Etym.: Dedicated to the North American mycologist Dr. Daniel E. Stuntz.
From the original diagnosis: Spore-sac up to 14 mm diam, globose-depressed. Exoperidium greyish, hyphal, caducous except at the base. Endoperidium light brown, becoming dirty white with age, membranous, smooth to slightly areolate; composed of two layers loosely defined: an outer one formed by more or less gelified hyphae intermixed with thick -walled hyphae, gradating into an inner one composed of tightly intermixed, thick-walled hyphae, similar to those of the capillitium. Mouth prominent, tubular, up to 1.5 mm high, the aperture varying from 1-3 to 2-3 mm diam, concolorous with the endoperidium. Socket scarcely distinct, mostly covered with the remains of the exoperidfum, when visible, smooth. Gleba not described. Stem short, obese, up to 9 x 8 mm, slightly attenuated towards the apex, white, striate to deeply sulcate, the base wide, enclosed in a sandy cup.
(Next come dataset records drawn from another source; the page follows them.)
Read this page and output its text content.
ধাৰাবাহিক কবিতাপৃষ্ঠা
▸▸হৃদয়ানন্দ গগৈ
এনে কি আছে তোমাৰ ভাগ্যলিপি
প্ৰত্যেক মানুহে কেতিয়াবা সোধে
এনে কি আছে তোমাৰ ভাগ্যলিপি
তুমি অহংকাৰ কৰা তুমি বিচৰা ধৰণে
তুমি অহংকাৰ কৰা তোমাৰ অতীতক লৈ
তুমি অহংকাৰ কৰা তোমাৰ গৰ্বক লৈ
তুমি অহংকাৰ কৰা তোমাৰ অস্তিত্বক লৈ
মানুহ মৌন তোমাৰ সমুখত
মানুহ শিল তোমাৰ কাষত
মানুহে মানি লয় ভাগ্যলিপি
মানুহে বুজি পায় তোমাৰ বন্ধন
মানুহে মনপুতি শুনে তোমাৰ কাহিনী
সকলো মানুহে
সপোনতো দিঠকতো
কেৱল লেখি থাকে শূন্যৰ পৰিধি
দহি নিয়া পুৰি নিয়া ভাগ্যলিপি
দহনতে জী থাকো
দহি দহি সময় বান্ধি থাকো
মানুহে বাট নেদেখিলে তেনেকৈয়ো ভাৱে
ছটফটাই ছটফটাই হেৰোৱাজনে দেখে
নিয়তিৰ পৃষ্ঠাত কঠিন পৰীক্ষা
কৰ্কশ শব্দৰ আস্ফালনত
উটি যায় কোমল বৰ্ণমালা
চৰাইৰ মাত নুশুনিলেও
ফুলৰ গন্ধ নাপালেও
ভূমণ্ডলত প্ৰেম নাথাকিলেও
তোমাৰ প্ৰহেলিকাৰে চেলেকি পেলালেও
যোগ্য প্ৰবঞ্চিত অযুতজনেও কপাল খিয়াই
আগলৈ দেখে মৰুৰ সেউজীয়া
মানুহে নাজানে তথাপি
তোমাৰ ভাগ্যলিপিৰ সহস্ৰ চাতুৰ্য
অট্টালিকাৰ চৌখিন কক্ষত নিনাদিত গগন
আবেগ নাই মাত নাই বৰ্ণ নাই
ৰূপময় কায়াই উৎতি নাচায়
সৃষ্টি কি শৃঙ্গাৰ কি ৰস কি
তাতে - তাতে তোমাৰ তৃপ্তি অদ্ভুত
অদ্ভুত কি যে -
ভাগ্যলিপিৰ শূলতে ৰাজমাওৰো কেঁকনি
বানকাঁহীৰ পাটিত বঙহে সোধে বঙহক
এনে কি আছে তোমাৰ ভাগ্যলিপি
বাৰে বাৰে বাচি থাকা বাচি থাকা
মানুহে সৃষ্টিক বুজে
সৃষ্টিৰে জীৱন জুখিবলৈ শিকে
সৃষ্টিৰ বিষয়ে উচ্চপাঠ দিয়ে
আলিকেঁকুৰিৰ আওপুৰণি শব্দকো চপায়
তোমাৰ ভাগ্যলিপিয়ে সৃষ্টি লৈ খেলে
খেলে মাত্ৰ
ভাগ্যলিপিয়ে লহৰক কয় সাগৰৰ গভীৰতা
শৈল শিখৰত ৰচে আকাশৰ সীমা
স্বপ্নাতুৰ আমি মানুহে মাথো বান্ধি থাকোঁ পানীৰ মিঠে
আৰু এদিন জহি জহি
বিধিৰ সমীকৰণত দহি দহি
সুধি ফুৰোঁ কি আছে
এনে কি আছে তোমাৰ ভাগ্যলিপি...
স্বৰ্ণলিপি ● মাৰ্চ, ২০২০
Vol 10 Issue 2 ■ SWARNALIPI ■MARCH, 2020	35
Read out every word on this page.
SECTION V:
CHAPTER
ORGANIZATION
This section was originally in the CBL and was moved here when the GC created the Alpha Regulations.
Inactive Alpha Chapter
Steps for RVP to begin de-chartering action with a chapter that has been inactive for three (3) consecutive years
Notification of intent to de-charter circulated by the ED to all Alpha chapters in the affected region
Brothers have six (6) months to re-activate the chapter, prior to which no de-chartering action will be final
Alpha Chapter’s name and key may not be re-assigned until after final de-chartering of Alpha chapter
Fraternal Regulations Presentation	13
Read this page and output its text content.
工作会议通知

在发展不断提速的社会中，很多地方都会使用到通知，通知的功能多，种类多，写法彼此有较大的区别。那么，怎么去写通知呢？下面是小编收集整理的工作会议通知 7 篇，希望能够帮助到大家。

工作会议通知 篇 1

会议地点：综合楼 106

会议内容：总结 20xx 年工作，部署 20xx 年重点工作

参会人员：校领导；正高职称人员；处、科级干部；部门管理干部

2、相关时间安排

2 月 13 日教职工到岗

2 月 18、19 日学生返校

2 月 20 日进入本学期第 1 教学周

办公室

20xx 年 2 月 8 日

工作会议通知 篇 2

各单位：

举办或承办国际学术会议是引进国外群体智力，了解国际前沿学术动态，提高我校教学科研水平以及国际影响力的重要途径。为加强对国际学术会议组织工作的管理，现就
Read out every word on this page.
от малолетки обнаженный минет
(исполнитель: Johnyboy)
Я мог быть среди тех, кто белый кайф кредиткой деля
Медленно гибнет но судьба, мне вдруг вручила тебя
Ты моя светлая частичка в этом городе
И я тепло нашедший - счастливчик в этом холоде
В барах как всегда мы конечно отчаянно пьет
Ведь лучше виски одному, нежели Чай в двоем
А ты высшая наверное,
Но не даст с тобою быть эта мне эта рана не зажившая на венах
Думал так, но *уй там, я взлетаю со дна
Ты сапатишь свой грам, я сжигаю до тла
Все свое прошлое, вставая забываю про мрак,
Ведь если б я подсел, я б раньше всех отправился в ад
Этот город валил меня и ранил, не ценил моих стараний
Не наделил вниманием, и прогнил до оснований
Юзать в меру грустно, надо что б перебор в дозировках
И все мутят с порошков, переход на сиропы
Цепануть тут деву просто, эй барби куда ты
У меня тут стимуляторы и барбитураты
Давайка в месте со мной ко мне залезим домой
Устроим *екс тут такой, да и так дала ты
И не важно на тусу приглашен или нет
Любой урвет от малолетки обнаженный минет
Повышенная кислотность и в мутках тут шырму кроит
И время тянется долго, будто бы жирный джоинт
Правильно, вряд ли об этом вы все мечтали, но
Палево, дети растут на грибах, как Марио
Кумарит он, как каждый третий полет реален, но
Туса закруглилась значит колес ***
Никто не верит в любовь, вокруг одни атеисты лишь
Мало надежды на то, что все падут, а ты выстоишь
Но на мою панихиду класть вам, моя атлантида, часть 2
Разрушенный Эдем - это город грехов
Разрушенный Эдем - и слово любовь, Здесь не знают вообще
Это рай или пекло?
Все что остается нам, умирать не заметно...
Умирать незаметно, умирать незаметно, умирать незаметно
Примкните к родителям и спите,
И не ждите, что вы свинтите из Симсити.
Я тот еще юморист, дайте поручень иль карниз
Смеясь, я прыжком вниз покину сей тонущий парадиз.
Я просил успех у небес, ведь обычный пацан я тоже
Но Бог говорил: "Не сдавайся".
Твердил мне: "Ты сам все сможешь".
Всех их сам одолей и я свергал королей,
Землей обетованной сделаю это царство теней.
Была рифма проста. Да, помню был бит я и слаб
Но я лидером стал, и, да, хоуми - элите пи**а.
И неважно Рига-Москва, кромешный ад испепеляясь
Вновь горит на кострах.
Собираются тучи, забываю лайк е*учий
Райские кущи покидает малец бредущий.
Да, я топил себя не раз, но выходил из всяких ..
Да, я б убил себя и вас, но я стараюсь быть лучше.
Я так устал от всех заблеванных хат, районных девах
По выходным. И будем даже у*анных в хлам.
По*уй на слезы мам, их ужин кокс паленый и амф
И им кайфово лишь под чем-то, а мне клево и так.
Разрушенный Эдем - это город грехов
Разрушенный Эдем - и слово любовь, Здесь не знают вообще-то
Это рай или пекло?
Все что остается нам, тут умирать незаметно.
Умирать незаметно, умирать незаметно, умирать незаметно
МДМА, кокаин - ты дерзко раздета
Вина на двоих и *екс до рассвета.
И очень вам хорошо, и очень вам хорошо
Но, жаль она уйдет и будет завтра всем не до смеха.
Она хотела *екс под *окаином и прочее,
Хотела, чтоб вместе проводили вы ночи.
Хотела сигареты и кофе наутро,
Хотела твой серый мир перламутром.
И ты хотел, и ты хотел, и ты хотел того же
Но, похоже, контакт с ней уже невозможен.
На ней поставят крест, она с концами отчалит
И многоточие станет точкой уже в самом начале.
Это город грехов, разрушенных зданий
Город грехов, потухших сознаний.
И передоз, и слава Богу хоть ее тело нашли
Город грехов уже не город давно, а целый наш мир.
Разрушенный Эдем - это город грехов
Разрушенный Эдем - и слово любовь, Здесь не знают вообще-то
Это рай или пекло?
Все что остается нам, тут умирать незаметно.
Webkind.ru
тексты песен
Spores 4.5-6-(7) µm diam, averaging 5.7 µm, globose to subglobose, finely echinulate under L.M., with spines extending within a hyaline thin layer surrounding the spore; some apiculate, yellowish brown in 3% KOH sol, acyanophilous and inamyloid, excepting some occasional spore that darkens. Capillitium rare; when present, hyaline, threads 4-7 µm diam, smooth, without crystalline incrustations, thick-walled, not swollen at the rare septa, up to 10 µm diam.
Habitat: solitary in sandy soil of semistabilized dunicolous zones, growing among Chrysothamnus sp, in autumn.
Holotype: United States, Washington, Kittitas Co., nr Vantage, leg. Hosford 1594 (WSU?).